United States CLU students on a pilgrimage to Our Lady of Good Help, Wisconsin.

The Power and the Glory

In Graham Greene's The Power and the Glory, the supposed last priest in the province is executed. Like Greene's characters, we live as if Christianity were on the brink of extinction when, in fact, it regenerates life in different corners of the world.
Giorgio Vittadini

At the end of Graham Greene’s novel, The Power and the Glory, in the midst of the Mexican revolution, the local lieutenant executes what he believes to be “the last priest left in this province.” This image––a Church vanquished, brought to its knees––seems to be the common interpretation of many current events: the Irish referendum on same-sex marriage, for example, or the emergence of laws which threaten the exercise of religious freedom and which dismiss the value of human life.

Even in Catholic circles, this judgment is often shared. The Church, they think, has been vanquished. And it needs to get up and fight the battle for traditional values, spar with the atheists, increase their efforts in this or that issue in the cultural wars. Catholics on both the “left” and the “right” approach the situation of the Church in this way, as a political or cultural ideology, which must, depending on who you talk to and about which issue, either defend or compromise its interests.

But what if the Church is something completely different? What if the heart of the Church is not a set of dogmatic and rigid doctrines, but an event, something completely new that happens in the history of the world, which contains a profound response for every human being?

The interpretation of a Church vanquished, shared by those within and without, forgets that Christianity is primarily an announcement of good news, which is capable of renewing life, of giving genuine reasons to live and to work, to love and to suffer.

The Confession by Giuseppe Molteni

Three years ago a man indigenous to an island near Vancouver participated in the Meeting of Rimini. He shared his story: growing up in the degradation forced upon his people, as a young boy he was sexually assaulted by a priest. But this was not the determining episode of his life. In fact, the encounter with another priest introduced him to an experience of freedom, allowing him to discover the beauty of the living Christ and rendering him capable of dealing with the scars of violence from his past, opening the way to a positive gaze on reality.

In a Montreal hospital, Paula visits her terminally ill aunt. She wants to spend the night there with her. The nurse tells her that soon, thanks to euthanasia, these difficulties will be avoided. Paula replies that she would never give up the experience of staying with someone who is ill because they are a sign of the Mystery of God and therefore significant for her life. The nurse is left speechless.

In another hospital in Boston, those who are sick with terminal diseases, although conscious and still far from death, are given blue pillows. In this way the doctors know that it is no longer necessary to stop by and check on them. However, one doctor, Lorenzo, stops by daily to visit with them and to the amazement of the young specialists who ask him why, he answers: “You know, they are still breathing.”
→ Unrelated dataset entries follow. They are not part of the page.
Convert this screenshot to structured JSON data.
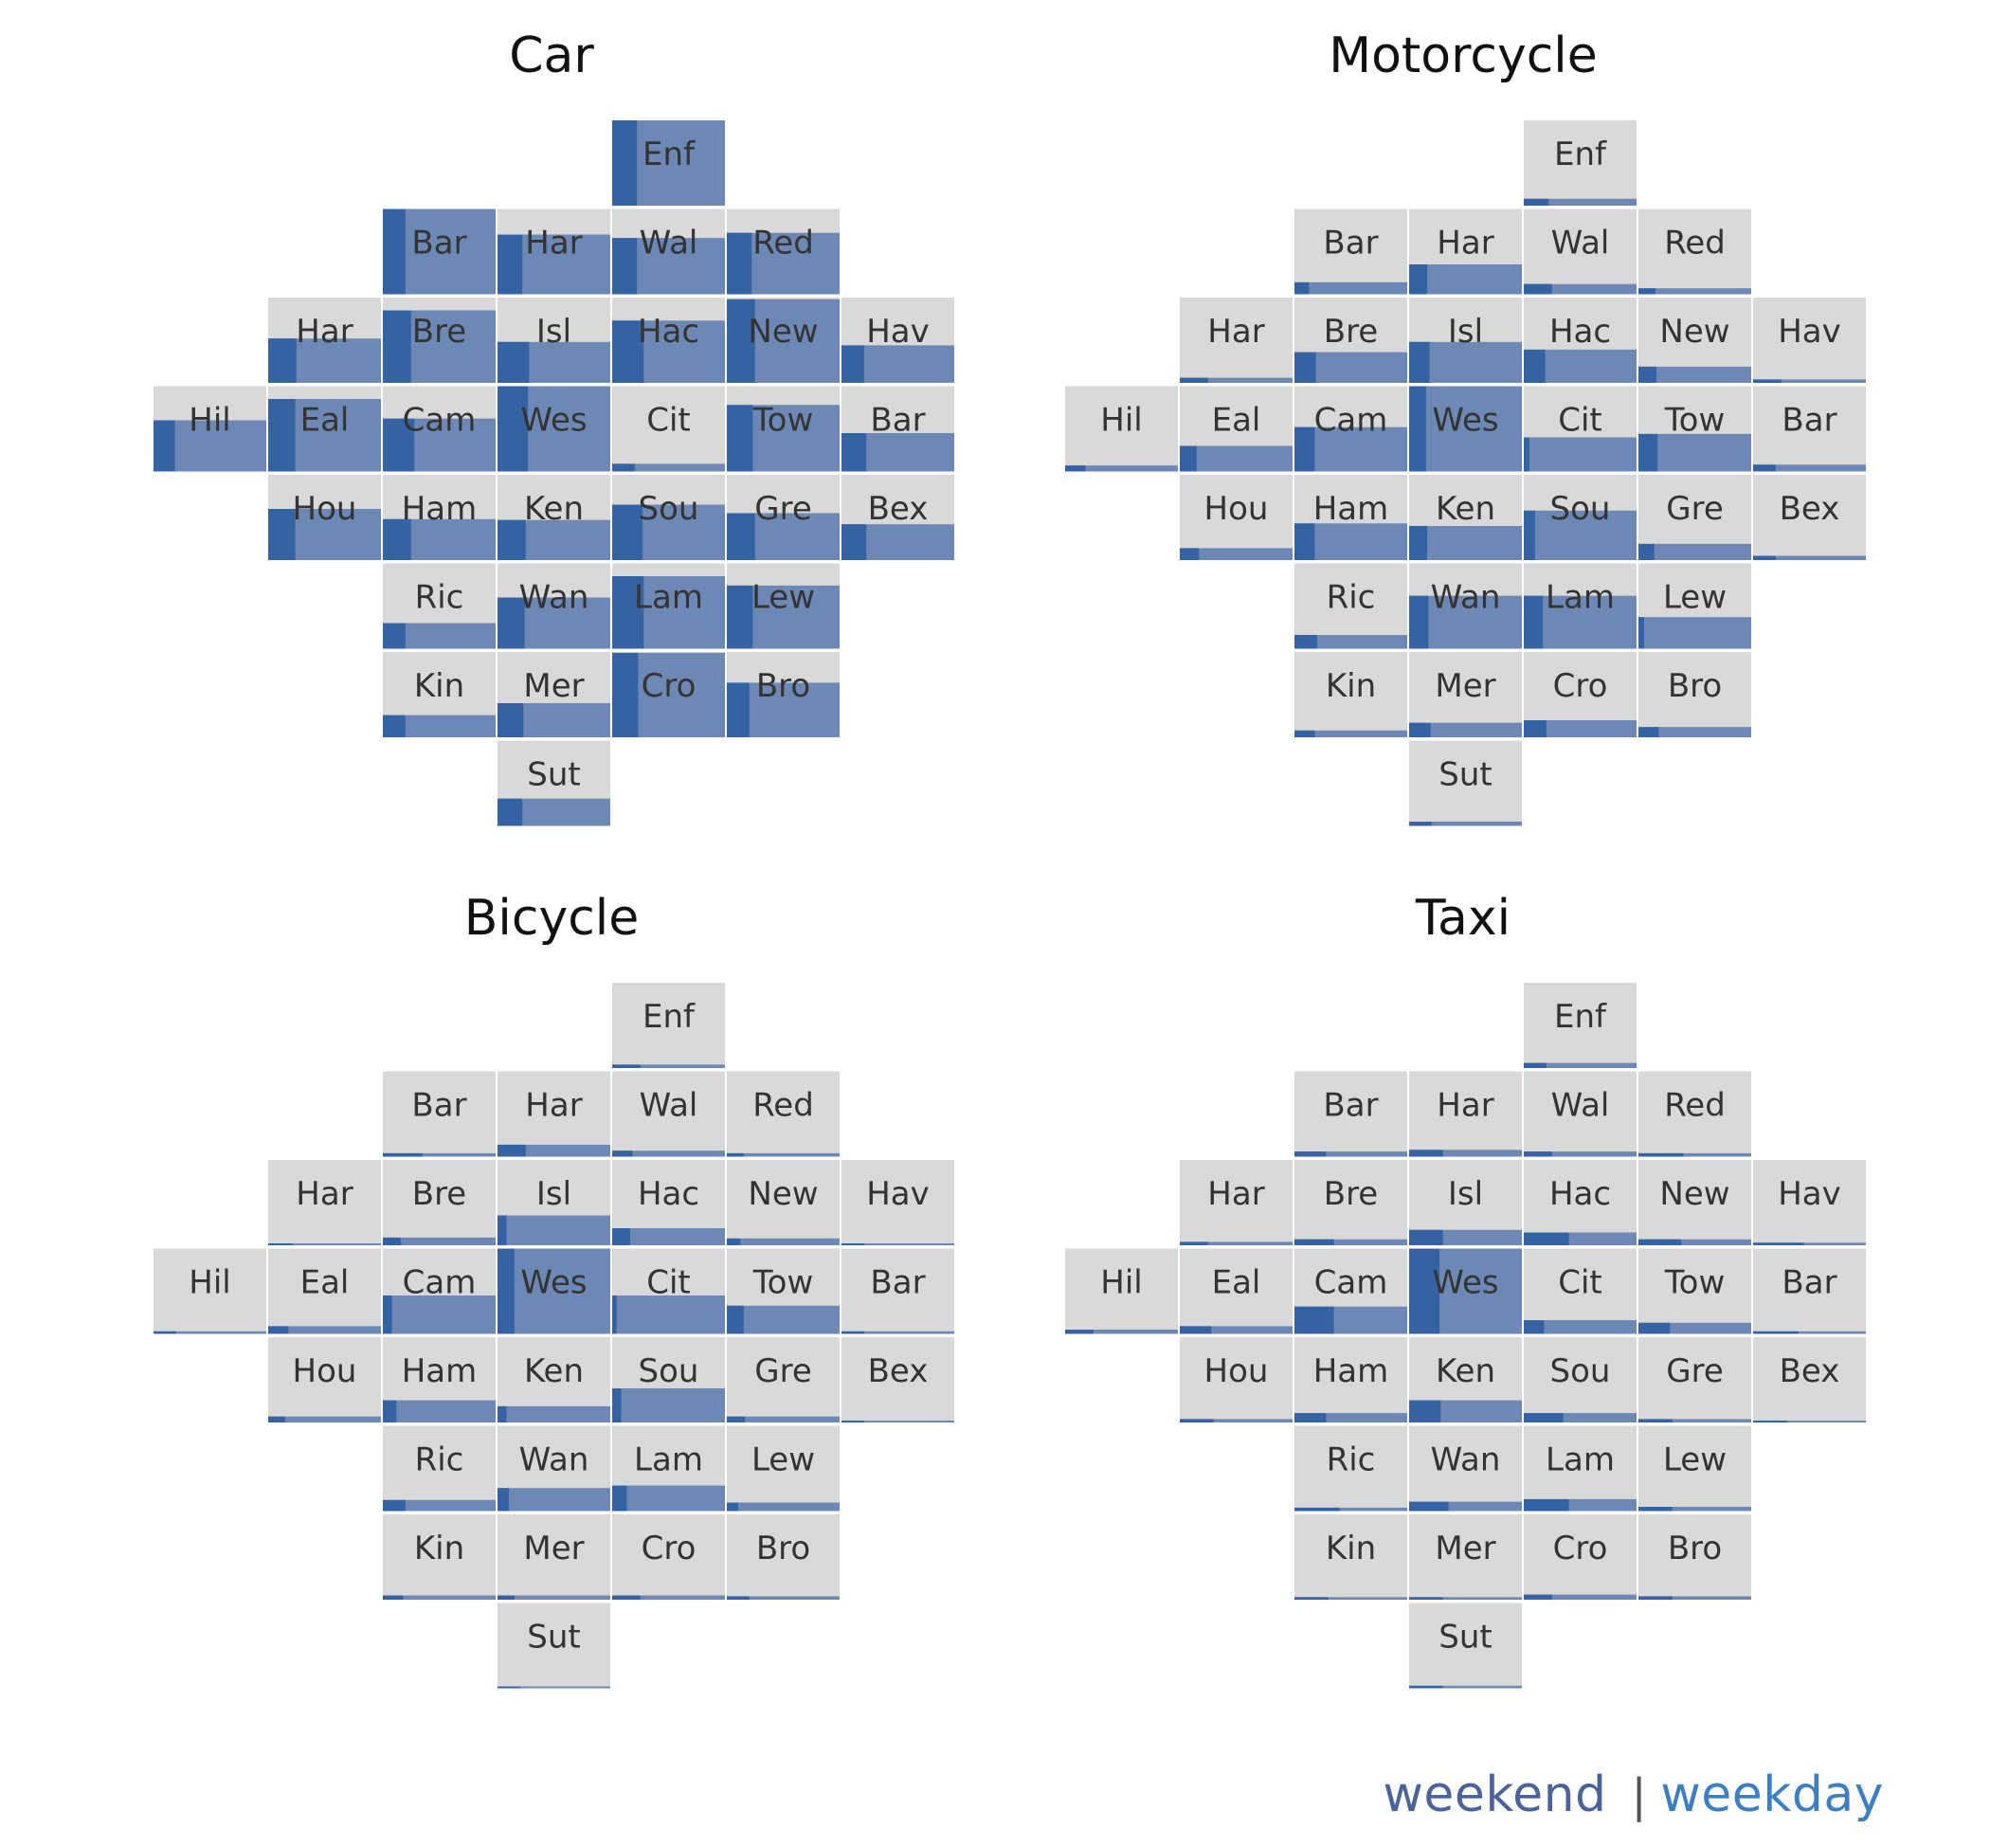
{
  "legend": {
    "weekend": "weekend",
    "separator": "|",
    "weekday": "weekday"
  },
  "colors": {
    "tile_bg": "#d9d9d9",
    "weekend": "#3562a3",
    "weekday": "#6d88b4",
    "label": "#333333"
  },
  "chart_data": [
    {
      "type": "heatmap",
      "title": "Car",
      "value_scale": "values are fraction of the tile filled (height); weekend share is fraction of filled width",
      "tiles": [
        {
          "label": "Enf",
          "col": 5,
          "row": 1,
          "value": 1.0,
          "weekend": 0.22
        },
        {
          "label": "Bar",
          "col": 3,
          "row": 2,
          "value": 1.0,
          "weekend": 0.2
        },
        {
          "label": "Har",
          "col": 4,
          "row": 2,
          "value": 0.7,
          "weekend": 0.22
        },
        {
          "label": "Wal",
          "col": 5,
          "row": 2,
          "value": 0.66,
          "weekend": 0.22
        },
        {
          "label": "Red",
          "col": 6,
          "row": 2,
          "value": 0.72,
          "weekend": 0.22
        },
        {
          "label": "Har",
          "col": 2,
          "row": 3,
          "value": 0.52,
          "weekend": 0.25
        },
        {
          "label": "Bre",
          "col": 3,
          "row": 3,
          "value": 0.85,
          "weekend": 0.25
        },
        {
          "label": "Isl",
          "col": 4,
          "row": 3,
          "value": 0.48,
          "weekend": 0.28
        },
        {
          "label": "Hac",
          "col": 5,
          "row": 3,
          "value": 0.73,
          "weekend": 0.28
        },
        {
          "label": "New",
          "col": 6,
          "row": 3,
          "value": 0.98,
          "weekend": 0.25
        },
        {
          "label": "Hav",
          "col": 7,
          "row": 3,
          "value": 0.44,
          "weekend": 0.2
        },
        {
          "label": "Hil",
          "col": 1,
          "row": 4,
          "value": 0.6,
          "weekend": 0.19
        },
        {
          "label": "Eal",
          "col": 2,
          "row": 4,
          "value": 0.85,
          "weekend": 0.24
        },
        {
          "label": "Cam",
          "col": 3,
          "row": 4,
          "value": 0.62,
          "weekend": 0.28
        },
        {
          "label": "Wes",
          "col": 4,
          "row": 4,
          "value": 1.0,
          "weekend": 0.27
        },
        {
          "label": "Cit",
          "col": 5,
          "row": 4,
          "value": 0.09,
          "weekend": 0.2
        },
        {
          "label": "Tow",
          "col": 6,
          "row": 4,
          "value": 0.78,
          "weekend": 0.23
        },
        {
          "label": "Bar",
          "col": 7,
          "row": 4,
          "value": 0.45,
          "weekend": 0.22
        },
        {
          "label": "Hou",
          "col": 2,
          "row": 5,
          "value": 0.6,
          "weekend": 0.24
        },
        {
          "label": "Ham",
          "col": 3,
          "row": 5,
          "value": 0.48,
          "weekend": 0.25
        },
        {
          "label": "Ken",
          "col": 4,
          "row": 5,
          "value": 0.47,
          "weekend": 0.25
        },
        {
          "label": "Sou",
          "col": 5,
          "row": 5,
          "value": 0.65,
          "weekend": 0.27
        },
        {
          "label": "Gre",
          "col": 6,
          "row": 5,
          "value": 0.55,
          "weekend": 0.25
        },
        {
          "label": "Bex",
          "col": 7,
          "row": 5,
          "value": 0.42,
          "weekend": 0.22
        },
        {
          "label": "Ric",
          "col": 3,
          "row": 6,
          "value": 0.3,
          "weekend": 0.2
        },
        {
          "label": "Wan",
          "col": 4,
          "row": 6,
          "value": 0.6,
          "weekend": 0.24
        },
        {
          "label": "Lam",
          "col": 5,
          "row": 6,
          "value": 0.85,
          "weekend": 0.28
        },
        {
          "label": "Lew",
          "col": 6,
          "row": 6,
          "value": 0.74,
          "weekend": 0.23
        },
        {
          "label": "Kin",
          "col": 3,
          "row": 7,
          "value": 0.26,
          "weekend": 0.2
        },
        {
          "label": "Mer",
          "col": 4,
          "row": 7,
          "value": 0.4,
          "weekend": 0.23
        },
        {
          "label": "Cro",
          "col": 5,
          "row": 7,
          "value": 0.99,
          "weekend": 0.23
        },
        {
          "label": "Bro",
          "col": 6,
          "row": 7,
          "value": 0.64,
          "weekend": 0.2
        },
        {
          "label": "Sut",
          "col": 4,
          "row": 8,
          "value": 0.32,
          "weekend": 0.22
        }
      ]
    },
    {
      "type": "heatmap",
      "title": "Motorcycle",
      "tiles": [
        {
          "label": "Enf",
          "col": 5,
          "row": 1,
          "value": 0.08,
          "weekend": 0.22
        },
        {
          "label": "Bar",
          "col": 3,
          "row": 2,
          "value": 0.14,
          "weekend": 0.13
        },
        {
          "label": "Har",
          "col": 4,
          "row": 2,
          "value": 0.35,
          "weekend": 0.16
        },
        {
          "label": "Wal",
          "col": 5,
          "row": 2,
          "value": 0.12,
          "weekend": 0.25
        },
        {
          "label": "Red",
          "col": 6,
          "row": 2,
          "value": 0.07,
          "weekend": 0.15
        },
        {
          "label": "Har",
          "col": 2,
          "row": 3,
          "value": 0.06,
          "weekend": 0.25
        },
        {
          "label": "Bre",
          "col": 3,
          "row": 3,
          "value": 0.36,
          "weekend": 0.19
        },
        {
          "label": "Isl",
          "col": 4,
          "row": 3,
          "value": 0.48,
          "weekend": 0.18
        },
        {
          "label": "Hac",
          "col": 5,
          "row": 3,
          "value": 0.39,
          "weekend": 0.19
        },
        {
          "label": "New",
          "col": 6,
          "row": 3,
          "value": 0.19,
          "weekend": 0.16
        },
        {
          "label": "Hav",
          "col": 7,
          "row": 3,
          "value": 0.04,
          "weekend": 0.25
        },
        {
          "label": "Hil",
          "col": 1,
          "row": 4,
          "value": 0.07,
          "weekend": 0.18
        },
        {
          "label": "Eal",
          "col": 2,
          "row": 4,
          "value": 0.3,
          "weekend": 0.15
        },
        {
          "label": "Cam",
          "col": 3,
          "row": 4,
          "value": 0.52,
          "weekend": 0.18
        },
        {
          "label": "Wes",
          "col": 4,
          "row": 4,
          "value": 1.0,
          "weekend": 0.15
        },
        {
          "label": "Cit",
          "col": 5,
          "row": 4,
          "value": 0.4,
          "weekend": 0.05
        },
        {
          "label": "Tow",
          "col": 6,
          "row": 4,
          "value": 0.44,
          "weekend": 0.17
        },
        {
          "label": "Bar",
          "col": 7,
          "row": 4,
          "value": 0.08,
          "weekend": 0.2
        },
        {
          "label": "Hou",
          "col": 2,
          "row": 5,
          "value": 0.14,
          "weekend": 0.17
        },
        {
          "label": "Ham",
          "col": 3,
          "row": 5,
          "value": 0.43,
          "weekend": 0.18
        },
        {
          "label": "Ken",
          "col": 4,
          "row": 5,
          "value": 0.4,
          "weekend": 0.16
        },
        {
          "label": "Sou",
          "col": 5,
          "row": 5,
          "value": 0.58,
          "weekend": 0.1
        },
        {
          "label": "Gre",
          "col": 6,
          "row": 5,
          "value": 0.19,
          "weekend": 0.14
        },
        {
          "label": "Bex",
          "col": 7,
          "row": 5,
          "value": 0.05,
          "weekend": 0.2
        },
        {
          "label": "Ric",
          "col": 3,
          "row": 6,
          "value": 0.16,
          "weekend": 0.2
        },
        {
          "label": "Wan",
          "col": 4,
          "row": 6,
          "value": 0.62,
          "weekend": 0.17
        },
        {
          "label": "Lam",
          "col": 5,
          "row": 6,
          "value": 0.62,
          "weekend": 0.17
        },
        {
          "label": "Lew",
          "col": 6,
          "row": 6,
          "value": 0.37,
          "weekend": 0.05
        },
        {
          "label": "Kin",
          "col": 3,
          "row": 7,
          "value": 0.08,
          "weekend": 0.18
        },
        {
          "label": "Mer",
          "col": 4,
          "row": 7,
          "value": 0.17,
          "weekend": 0.19
        },
        {
          "label": "Cro",
          "col": 5,
          "row": 7,
          "value": 0.2,
          "weekend": 0.2
        },
        {
          "label": "Bro",
          "col": 6,
          "row": 7,
          "value": 0.12,
          "weekend": 0.18
        },
        {
          "label": "Sut",
          "col": 4,
          "row": 8,
          "value": 0.05,
          "weekend": 0.2
        }
      ]
    },
    {
      "type": "heatmap",
      "title": "Bicycle",
      "tiles": [
        {
          "label": "Enf",
          "col": 5,
          "row": 1,
          "value": 0.04,
          "weekend": 0.25
        },
        {
          "label": "Bar",
          "col": 3,
          "row": 2,
          "value": 0.04,
          "weekend": 0.35
        },
        {
          "label": "Har",
          "col": 4,
          "row": 2,
          "value": 0.14,
          "weekend": 0.25
        },
        {
          "label": "Wal",
          "col": 5,
          "row": 2,
          "value": 0.07,
          "weekend": 0.18
        },
        {
          "label": "Red",
          "col": 6,
          "row": 2,
          "value": 0.04,
          "weekend": 0.15
        },
        {
          "label": "Har",
          "col": 2,
          "row": 3,
          "value": 0.02,
          "weekend": 0.22
        },
        {
          "label": "Bre",
          "col": 3,
          "row": 3,
          "value": 0.09,
          "weekend": 0.16
        },
        {
          "label": "Isl",
          "col": 4,
          "row": 3,
          "value": 0.35,
          "weekend": 0.08
        },
        {
          "label": "Hac",
          "col": 5,
          "row": 3,
          "value": 0.2,
          "weekend": 0.16
        },
        {
          "label": "New",
          "col": 6,
          "row": 3,
          "value": 0.08,
          "weekend": 0.12
        },
        {
          "label": "Hav",
          "col": 7,
          "row": 3,
          "value": 0.0,
          "weekend": 0.2
        },
        {
          "label": "Hil",
          "col": 1,
          "row": 4,
          "value": 0.03,
          "weekend": 0.2
        },
        {
          "label": "Eal",
          "col": 2,
          "row": 4,
          "value": 0.09,
          "weekend": 0.18
        },
        {
          "label": "Cam",
          "col": 3,
          "row": 4,
          "value": 0.45,
          "weekend": 0.08
        },
        {
          "label": "Wes",
          "col": 4,
          "row": 4,
          "value": 1.0,
          "weekend": 0.15
        },
        {
          "label": "Cit",
          "col": 5,
          "row": 4,
          "value": 0.45,
          "weekend": 0.04
        },
        {
          "label": "Tow",
          "col": 6,
          "row": 4,
          "value": 0.33,
          "weekend": 0.15
        },
        {
          "label": "Bar",
          "col": 7,
          "row": 4,
          "value": 0.03,
          "weekend": 0.2
        },
        {
          "label": "Hou",
          "col": 2,
          "row": 5,
          "value": 0.07,
          "weekend": 0.15
        },
        {
          "label": "Ham",
          "col": 3,
          "row": 5,
          "value": 0.26,
          "weekend": 0.12
        },
        {
          "label": "Ken",
          "col": 4,
          "row": 5,
          "value": 0.19,
          "weekend": 0.08
        },
        {
          "label": "Sou",
          "col": 5,
          "row": 5,
          "value": 0.4,
          "weekend": 0.08
        },
        {
          "label": "Gre",
          "col": 6,
          "row": 5,
          "value": 0.07,
          "weekend": 0.16
        },
        {
          "label": "Bex",
          "col": 7,
          "row": 5,
          "value": 0.0,
          "weekend": 0.2
        },
        {
          "label": "Ric",
          "col": 3,
          "row": 6,
          "value": 0.13,
          "weekend": 0.2
        },
        {
          "label": "Wan",
          "col": 4,
          "row": 6,
          "value": 0.27,
          "weekend": 0.1
        },
        {
          "label": "Lam",
          "col": 5,
          "row": 6,
          "value": 0.3,
          "weekend": 0.13
        },
        {
          "label": "Lew",
          "col": 6,
          "row": 6,
          "value": 0.1,
          "weekend": 0.1
        },
        {
          "label": "Kin",
          "col": 3,
          "row": 7,
          "value": 0.05,
          "weekend": 0.18
        },
        {
          "label": "Mer",
          "col": 4,
          "row": 7,
          "value": 0.05,
          "weekend": 0.15
        },
        {
          "label": "Cro",
          "col": 5,
          "row": 7,
          "value": 0.05,
          "weekend": 0.25
        },
        {
          "label": "Bro",
          "col": 6,
          "row": 7,
          "value": 0.04,
          "weekend": 0.2
        },
        {
          "label": "Sut",
          "col": 4,
          "row": 8,
          "value": 0.02,
          "weekend": 0.2
        }
      ]
    },
    {
      "type": "heatmap",
      "title": "Taxi",
      "tiles": [
        {
          "label": "Enf",
          "col": 5,
          "row": 1,
          "value": 0.06,
          "weekend": 0.2
        },
        {
          "label": "Bar",
          "col": 3,
          "row": 2,
          "value": 0.06,
          "weekend": 0.28
        },
        {
          "label": "Har",
          "col": 4,
          "row": 2,
          "value": 0.08,
          "weekend": 0.3
        },
        {
          "label": "Wal",
          "col": 5,
          "row": 2,
          "value": 0.06,
          "weekend": 0.25
        },
        {
          "label": "Red",
          "col": 6,
          "row": 2,
          "value": 0.04,
          "weekend": 0.4
        },
        {
          "label": "Har",
          "col": 2,
          "row": 3,
          "value": 0.04,
          "weekend": 0.25
        },
        {
          "label": "Bre",
          "col": 3,
          "row": 3,
          "value": 0.07,
          "weekend": 0.35
        },
        {
          "label": "Isl",
          "col": 4,
          "row": 3,
          "value": 0.18,
          "weekend": 0.3
        },
        {
          "label": "Hac",
          "col": 5,
          "row": 3,
          "value": 0.15,
          "weekend": 0.4
        },
        {
          "label": "New",
          "col": 6,
          "row": 3,
          "value": 0.07,
          "weekend": 0.38
        },
        {
          "label": "Hav",
          "col": 7,
          "row": 3,
          "value": 0.03,
          "weekend": 0.45
        },
        {
          "label": "Hil",
          "col": 1,
          "row": 4,
          "value": 0.05,
          "weekend": 0.25
        },
        {
          "label": "Eal",
          "col": 2,
          "row": 4,
          "value": 0.09,
          "weekend": 0.28
        },
        {
          "label": "Cam",
          "col": 3,
          "row": 4,
          "value": 0.32,
          "weekend": 0.35
        },
        {
          "label": "Wes",
          "col": 4,
          "row": 4,
          "value": 1.0,
          "weekend": 0.27
        },
        {
          "label": "Cit",
          "col": 5,
          "row": 4,
          "value": 0.16,
          "weekend": 0.18
        },
        {
          "label": "Tow",
          "col": 6,
          "row": 4,
          "value": 0.13,
          "weekend": 0.28
        },
        {
          "label": "Bar",
          "col": 7,
          "row": 4,
          "value": 0.03,
          "weekend": 0.4
        },
        {
          "label": "Hou",
          "col": 2,
          "row": 5,
          "value": 0.04,
          "weekend": 0.3
        },
        {
          "label": "Ham",
          "col": 3,
          "row": 5,
          "value": 0.11,
          "weekend": 0.28
        },
        {
          "label": "Ken",
          "col": 4,
          "row": 5,
          "value": 0.26,
          "weekend": 0.28
        },
        {
          "label": "Sou",
          "col": 5,
          "row": 5,
          "value": 0.11,
          "weekend": 0.35
        },
        {
          "label": "Gre",
          "col": 6,
          "row": 5,
          "value": 0.04,
          "weekend": 0.3
        },
        {
          "label": "Bex",
          "col": 7,
          "row": 5,
          "value": 0.02,
          "weekend": 0.3
        },
        {
          "label": "Ric",
          "col": 3,
          "row": 6,
          "value": 0.04,
          "weekend": 0.4
        },
        {
          "label": "Wan",
          "col": 4,
          "row": 6,
          "value": 0.11,
          "weekend": 0.35
        },
        {
          "label": "Lam",
          "col": 5,
          "row": 6,
          "value": 0.14,
          "weekend": 0.4
        },
        {
          "label": "Lew",
          "col": 6,
          "row": 6,
          "value": 0.05,
          "weekend": 0.3
        },
        {
          "label": "Kin",
          "col": 3,
          "row": 7,
          "value": 0.03,
          "weekend": 0.3
        },
        {
          "label": "Mer",
          "col": 4,
          "row": 7,
          "value": 0.03,
          "weekend": 0.3
        },
        {
          "label": "Cro",
          "col": 5,
          "row": 7,
          "value": 0.06,
          "weekend": 0.25
        },
        {
          "label": "Bro",
          "col": 6,
          "row": 7,
          "value": 0.04,
          "weekend": 0.3
        },
        {
          "label": "Sut",
          "col": 4,
          "row": 8,
          "value": 0.03,
          "weekend": 0.3
        }
      ]
    }
  ]
}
In a North Carolina prison, a prisoner convicted of an offense in his youth is serving out an overly long sentence. Like many others who have received a similar punishment, he seems to have no hope for the future. One day he comes across one of Fr. Giussani’s writings. He contacts and meets some of his followers and those many years in prison instead become the occasion of a path of spiritual redemption and for resuming his human journey together with new friends. Once his sentence is over, he enrolls in a university and moves forward full of hope.

Miriam is a girl who studies at Harvard. Although seriously engaged with her Protestant faith, in high school she is struck by a group of teenagers who live everyday life differently, without reducing their questions about happiness to a far off heaven or spiritual rules that are separated from everyday life.

The Virgin Mary appeared in the United States in Wisconsin in 1859. The apparition was recognized in 2006. There is a small shrine, but few people visit the site, as if it were irrelevant. However, this year a group of university students will walk down roads and through fields and go on a pilgrimage to the small church found at the site of the apparition of Our Lady of Good Help. Also, this fall Pope Francis will travel to the United States to canonize Fr. Junipero Serra, one of the Franciscans who built the Kings Road, the road that joins the missions that lie a day’s walk from each other and from which were born all the great California cities which are in fact named after saints.

At the end of Greene’s novel, after the execution of the “last priest,” another priest secretly arrives in town and begins to hear confessions. In North America today, when everyone seems to have forgotten about God, the Church continues to offer the possibility that life can be exceedingly full of drama and profound joy, through the witness of lives profoundly changed.